IV. Damages. The guarantors, through assertions of Rockwood in his affidavits, claim that the motion judge neglected to consider the money in accounts seized by WFBC in September of 2007, in its award of damages. However, the record does not support the existence of any accounts, let alone the amounts, that were seized by WFBC. All citations in the guarantors' brief are to the affidavits of Rockwood or to documents immaterial to the issue. Without additional reference to some source beyond personal opinion, we can only consider these averments as being predicated upon information and belief. Such proof fails at summary judgment. See Shapiro Equip. Corp. v. Morris & Son Constr. Corp., 369 Mass. 968, 968, 341 N.E.2d 668 (1976) (“All affidavits or portions thereof made on information and belief, as opposed to personal knowledge, are to be disregarded in considering a motion for summary judgment”). We discern no issue of material fact as to the amount of damages and summary judgment as to this issue was properly granted. Thus, we affirm the judgment as to the amounts owed under the guaranties with the caveat that this figure could be reduced by a finding that the sale was not commercially reasonable.

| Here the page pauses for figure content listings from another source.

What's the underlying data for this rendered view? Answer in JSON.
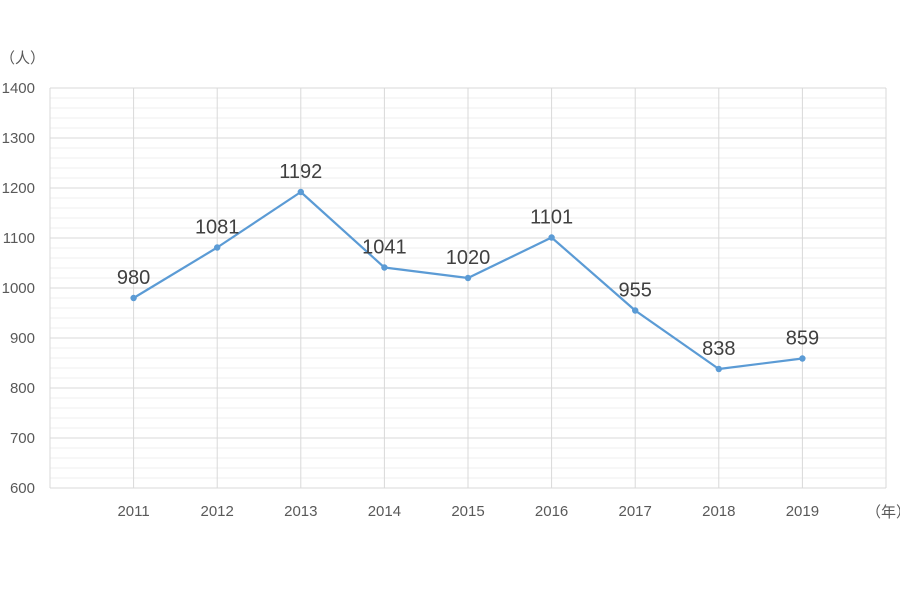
{
  "chart_data": {
    "type": "line",
    "title": "",
    "xlabel": "",
    "ylabel": "",
    "y_unit": "（人）",
    "x_unit": "（年）",
    "categories": [
      "2011",
      "2012",
      "2013",
      "2014",
      "2015",
      "2016",
      "2017",
      "2018",
      "2019"
    ],
    "series": [
      {
        "values": [
          980,
          1081,
          1192,
          1041,
          1020,
          1101,
          955,
          838,
          859
        ],
        "color": "#5b9bd5",
        "data_labels": true,
        "markers": true
      }
    ],
    "ylim": [
      600,
      1400
    ],
    "y_ticks": [
      "600",
      "700",
      "800",
      "900",
      "1000",
      "1100",
      "1200",
      "1300",
      "1400"
    ],
    "grid": true,
    "minor_grid": true,
    "legend": "none"
  }
}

V. Counterclaims. The guarantors raised a number of counterclaims which were denied at summary judgment.15 They contend that these counterclaims arose under the going concern agreement. As we discussed previously, at pages [10-11], supra, the record does not support the guarantors' assertion that a cognizable “going concern” agreement was ever in existence. Under the terms of the guaranties, all counterclaims were waived.16 Because there was no other cognizable agreement, “we agree with the judge's determination that under the terms of their guaranties, the [guarantors] waived their rights to assert these counterclaims.” Cambridgeport Sav. Bank v. Boersner, 413 Mass. at 443, 597 N.E.2d 1017.
Conclusion. So much of the judgment as implicitly determined that the sale of the collateral was commercially reasonable is reversed, and that issue is remanded to Superior Court for further proceedings consistent with this opinion. In all other respects, the judgment is affirmed.